In the second chapter here (but perhaps not the original), Mary Wollstonecraft continues her reasoning by pointing out that by not giving women the tools to develop intellect and virtue, she remains dependent on the man. "The man placed between it and reason, it will be necessary for it to refer to it on all things without being able to judge for itself." Many of the author's contemporaries believe that a woman cannot reason, and that she can only react with her senses and feelings. Mary Wollstonecraft will apply, throughout her book, that the woman is also endowed with reason and that it would be good to feed her by educating her so that she can use this reason as best as possible. He opposes the education of girls, and Mary Wollstonecraft does not hesitate to express her disagreement with this position. It's interesting to have a contrast with another reference book that is "only" thirty years older, and finally having a speech from another extreme.

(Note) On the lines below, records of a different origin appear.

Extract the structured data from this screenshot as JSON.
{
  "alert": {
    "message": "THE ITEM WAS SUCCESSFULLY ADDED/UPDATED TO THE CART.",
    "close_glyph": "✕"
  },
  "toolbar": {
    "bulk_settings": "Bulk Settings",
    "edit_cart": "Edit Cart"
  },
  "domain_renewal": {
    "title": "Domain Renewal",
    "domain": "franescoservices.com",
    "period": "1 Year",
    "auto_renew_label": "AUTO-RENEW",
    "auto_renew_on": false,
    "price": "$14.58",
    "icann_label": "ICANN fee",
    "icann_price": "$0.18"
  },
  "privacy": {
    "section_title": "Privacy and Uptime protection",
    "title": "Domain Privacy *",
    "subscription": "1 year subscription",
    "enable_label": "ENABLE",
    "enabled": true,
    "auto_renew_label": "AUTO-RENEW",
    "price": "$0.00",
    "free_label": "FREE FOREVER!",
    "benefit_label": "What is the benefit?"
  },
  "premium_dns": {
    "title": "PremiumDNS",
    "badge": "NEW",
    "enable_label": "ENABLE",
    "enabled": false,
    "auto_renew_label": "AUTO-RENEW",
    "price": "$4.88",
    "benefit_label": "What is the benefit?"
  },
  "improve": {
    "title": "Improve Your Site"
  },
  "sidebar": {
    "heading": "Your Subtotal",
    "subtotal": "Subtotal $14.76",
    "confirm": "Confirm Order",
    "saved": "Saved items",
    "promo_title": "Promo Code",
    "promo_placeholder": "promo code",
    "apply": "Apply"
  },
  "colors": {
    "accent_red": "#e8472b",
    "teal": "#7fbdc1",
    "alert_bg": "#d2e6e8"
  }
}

“Dream in the red pavilion” tells the story of a powerful family clan during the last century of splendor of the Qing Dynasty. The central axis of the novel is the tragic love between Jia Baoyu and her cousin Lin Daiyu, two young people who reject everything that is expected of them according to rigid feudal morality. Baoyu is smart and impetuous, Daiyu is beautiful and fragile. Their souls are destined to find themselves in a world of intrigue, luxury and pleasure when the arrogant imperial aristocracy begins to show its decline. Cao Xueqin died without suspecting the great importance that his work was going to have. He was a humanist who knew in his childhood the silks and gold of the mansions and spent his last years in misery: life gave him the material to create a unique novel for its beauty and the dazzling psychological depth of its characters. "Whoever knows the earthly affairs thoroughly will obtain wisdom, who deeply captures human feelings” (Shan-he).
This is the great classic of Chinese literature, "the most famous novel of a literature almost three thousand years old", as Borges affirmed, an imperishable book. The beautiful and tragic tale of the love affairs of Jia Baoyu and Lin Daiyu in eighteenth-century China, in the twilight of a feudal splendor that is no more than a dream. Until before its printed publication in 1791, the novel circulated in handwritten copies with different titles. It is also known as History of the Stone.
Works Cited
Shan-he, X. U. "Red Pavilion Dream” is A Work of Warning About the “Dream” of the “Red Pavilion Dream”[J]." Xiangtan University Journal of Philosohp & Social Sciences Edition 5 (2001).
Wollstonecraft, Mary. "A Vindication of the Rights of Woman. 1792." The Works of Mary Wollstonecraft 5 (1992): 79-266.
Wollstonecraft, Mary. A Vindication of the Rights of Woman, with Strictures on Political and Moral Subject. T. Fisher, 1891.
Zhou, Ruchang. Between Noble and Humble: Cao Xueqin and the Dream of the Red Chamber. Vol. 62. Peter Lang, 2009.